Security
Modern HTTP security headers
HSTS, CSP, X-Frame-Options, X-Content-Type-Options, Referrer-Policy, Permissions-Policy. The six headers every modern site should ship.
What it is
A baseline set of HTTP response headers that defend against common web attacks: protocol downgrade, clickjacking, MIME-sniffing, cross-site script injection, leaky referrers, and unwanted browser feature access.
Why it matters
Most of these headers are one-line config in your CDN or origin server.
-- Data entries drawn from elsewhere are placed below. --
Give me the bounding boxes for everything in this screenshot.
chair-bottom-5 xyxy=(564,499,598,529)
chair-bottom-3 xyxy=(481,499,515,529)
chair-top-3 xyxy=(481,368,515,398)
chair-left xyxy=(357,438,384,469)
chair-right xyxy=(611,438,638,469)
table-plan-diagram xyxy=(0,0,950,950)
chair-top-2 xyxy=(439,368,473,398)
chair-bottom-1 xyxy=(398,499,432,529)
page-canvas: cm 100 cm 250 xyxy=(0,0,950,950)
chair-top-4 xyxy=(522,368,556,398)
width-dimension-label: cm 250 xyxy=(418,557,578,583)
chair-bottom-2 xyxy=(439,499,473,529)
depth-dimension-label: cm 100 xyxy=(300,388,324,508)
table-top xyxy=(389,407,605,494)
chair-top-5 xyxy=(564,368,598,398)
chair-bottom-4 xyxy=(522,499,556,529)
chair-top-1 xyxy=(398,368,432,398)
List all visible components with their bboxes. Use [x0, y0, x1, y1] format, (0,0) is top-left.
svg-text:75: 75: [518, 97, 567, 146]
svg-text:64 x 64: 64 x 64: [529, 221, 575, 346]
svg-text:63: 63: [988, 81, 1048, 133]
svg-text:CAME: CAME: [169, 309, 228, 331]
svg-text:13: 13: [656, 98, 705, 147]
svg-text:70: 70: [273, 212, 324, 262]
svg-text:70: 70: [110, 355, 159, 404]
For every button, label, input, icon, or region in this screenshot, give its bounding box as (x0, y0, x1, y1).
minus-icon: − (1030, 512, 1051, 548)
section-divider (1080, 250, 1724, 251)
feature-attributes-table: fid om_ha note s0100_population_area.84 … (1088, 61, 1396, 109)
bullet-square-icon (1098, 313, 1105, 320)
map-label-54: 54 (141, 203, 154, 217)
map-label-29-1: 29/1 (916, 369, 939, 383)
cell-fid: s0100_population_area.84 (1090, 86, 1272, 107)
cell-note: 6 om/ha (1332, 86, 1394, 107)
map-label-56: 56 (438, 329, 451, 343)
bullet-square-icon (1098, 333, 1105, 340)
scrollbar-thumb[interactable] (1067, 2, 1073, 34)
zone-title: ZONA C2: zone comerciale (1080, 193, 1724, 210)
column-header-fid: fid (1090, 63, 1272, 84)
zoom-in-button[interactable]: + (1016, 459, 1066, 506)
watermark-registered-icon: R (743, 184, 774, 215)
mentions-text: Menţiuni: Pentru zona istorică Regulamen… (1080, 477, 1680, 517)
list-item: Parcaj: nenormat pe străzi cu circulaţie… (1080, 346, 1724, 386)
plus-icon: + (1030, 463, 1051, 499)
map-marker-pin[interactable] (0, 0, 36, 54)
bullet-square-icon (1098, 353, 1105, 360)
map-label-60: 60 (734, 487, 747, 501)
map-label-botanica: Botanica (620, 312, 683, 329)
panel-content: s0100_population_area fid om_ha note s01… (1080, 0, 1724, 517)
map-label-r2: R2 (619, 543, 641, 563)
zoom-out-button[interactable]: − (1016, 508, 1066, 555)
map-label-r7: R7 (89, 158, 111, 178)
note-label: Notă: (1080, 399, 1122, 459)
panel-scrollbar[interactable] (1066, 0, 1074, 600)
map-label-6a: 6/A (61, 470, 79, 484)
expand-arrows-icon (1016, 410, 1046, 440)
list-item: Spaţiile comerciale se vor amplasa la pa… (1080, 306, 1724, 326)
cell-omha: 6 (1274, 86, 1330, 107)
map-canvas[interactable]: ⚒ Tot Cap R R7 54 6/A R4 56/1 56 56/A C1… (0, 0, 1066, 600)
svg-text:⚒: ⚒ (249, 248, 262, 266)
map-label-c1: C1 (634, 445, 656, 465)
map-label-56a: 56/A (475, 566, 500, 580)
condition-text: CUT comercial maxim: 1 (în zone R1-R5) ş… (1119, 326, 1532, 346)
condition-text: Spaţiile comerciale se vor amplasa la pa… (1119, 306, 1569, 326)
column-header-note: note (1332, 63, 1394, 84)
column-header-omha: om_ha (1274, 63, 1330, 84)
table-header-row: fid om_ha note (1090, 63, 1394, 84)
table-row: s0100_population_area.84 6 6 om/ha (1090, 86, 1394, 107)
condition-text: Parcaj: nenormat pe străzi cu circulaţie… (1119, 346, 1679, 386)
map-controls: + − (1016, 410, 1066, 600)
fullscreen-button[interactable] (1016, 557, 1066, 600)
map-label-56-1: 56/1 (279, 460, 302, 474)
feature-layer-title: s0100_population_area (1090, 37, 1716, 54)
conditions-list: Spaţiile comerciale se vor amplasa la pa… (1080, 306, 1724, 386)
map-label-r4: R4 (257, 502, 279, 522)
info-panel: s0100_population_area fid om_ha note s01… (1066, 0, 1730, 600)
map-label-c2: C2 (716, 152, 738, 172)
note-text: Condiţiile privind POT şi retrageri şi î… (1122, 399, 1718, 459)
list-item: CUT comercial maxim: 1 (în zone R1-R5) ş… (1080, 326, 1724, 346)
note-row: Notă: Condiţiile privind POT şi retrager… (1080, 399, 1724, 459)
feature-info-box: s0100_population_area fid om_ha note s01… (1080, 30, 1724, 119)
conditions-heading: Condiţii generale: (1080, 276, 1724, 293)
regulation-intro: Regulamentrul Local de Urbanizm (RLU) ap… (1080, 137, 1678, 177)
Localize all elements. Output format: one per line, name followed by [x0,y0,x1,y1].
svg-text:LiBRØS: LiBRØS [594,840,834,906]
Missing them is the single biggest 'low-hanging fruit' finding in any security review.
Who it applies to
Every site over HTTPS — which by 2026 is every site.
How WQI scores it
Web Quality Index considers this standard satisfied when the supporting factor passes.
| # | Factor | Status |
|---|---|---|
| 4 | Security headers (HSTS, CSP, X-Frame-Options, Referrer-Policy, Permissions-Policy, X-Content-Type-Options) | live |
Related standards
- See also
- HSTS , HSTS Preload , TLS 1.2+ , CSP 3 , SRI , Cross-Origin isolation , Permissions-Policy , Referrer-Policy , XFO , nosniff
Standards that share factors with this one
Auto-computed from overlapping factor tickets in satisfiedBy, excluding standards already listed under "See also" above. Strong overlap suggests these standards rise and fall together when sites are scored.
Other references
- guidance MDN — HTTP security headers
- tooling Mozilla Observatory
- rfc RFC 6797 — HTTP Strict Transport Security
Examples
Strict-Transport-Security: max-age=63072000; includeSubDomains; preload
Content-Security-Policy: default-src 'self'; script-src 'self' 'strict-dynamic'; object-src 'none'; base-uri 'none'; frame-ancestors 'none'
X-Content-Type-Options: nosniff
X-Frame-Options: DENY
Referrer-Policy: strict-origin-when-cross-origin
Permissions-Policy: camera=(), microphone=(), geolocation=(), interest-cohort=() A reasonable starting point. Tighten CSP per-app once you've inventoried script sources; loosen Permissions-Policy only when a feature is actually used.